The Dutch public supports the farmers. Polls show the Farmers Political Party, formed to fight the new regulations and already holding one parliamentary seat, would win 11 seats if an election were held now. This conforms to a pattern set in Britain by UKIP and the Brexit Party, of citizens creating their own electoral vehicles to impose their will on tyrannical elites.
The Dutch debacle is a manifestation of the “Great Reset” proposed by Klaus Schwab, of the World Economic Forum. The ideological minuet is bizarrely choreographed. First, the elite leaders decree some innovation, such as the Great Reset; then, when it is put into operation, with disastrous results, and observers point this out, they are accused of “conspiracy theory”.

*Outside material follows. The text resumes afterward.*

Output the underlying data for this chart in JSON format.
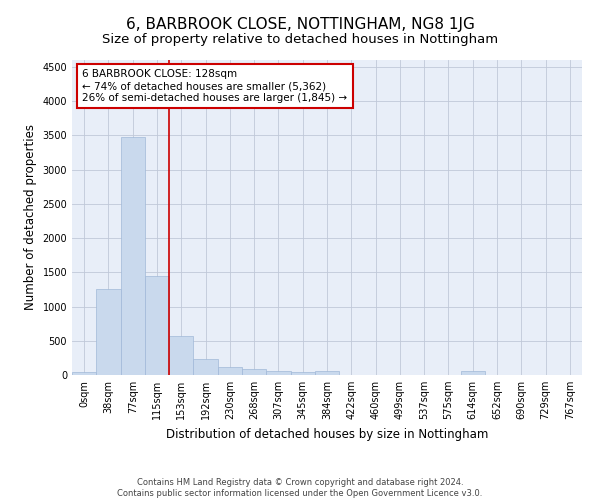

Writing about this green aggression against Dutch farming and its potential consequences for world food supplies, Professor Ralph Schoellhammer, assistant professor in economics and political science at Webster University, Vienna, observed: “Ultimately, there is a risk that climate policies will do to Europe what Marxism did to Latin America. A continent with all the conditions for widespread prosperity and a healthy environment will impoverish and ruin itself for ideological reasons.”
We have seen that destructive ideology at work in Britain, in tandem with other woke creeds. The moment it became clear that Boris Johnson was neither a Conservative nor a credible prime minister was when he re-committed Britain to a suicidal policy at COP26. The essential problem with politicians is that they have become programmed to toe the leftist line: no self-proclaimed “Tory” would dare advocate abrogation of the Northern Ireland Protocol, withdrawal from the ECHR or abandonment of Net Zero.
They are forced, from time to time, to tinker with such issues, whittling down the offending instruments a little further, but never cutting the Gordian knot. To do so would invite disdain from the elites, exclusion from the gnostic consensus that regards progressive “values” as axiomatic and irremovable. In the long term, they will be removed, and those timid collaborators along with them. The culture of managed decline, which Boris Johnson showed false promise of ending, is one big climate change on its way.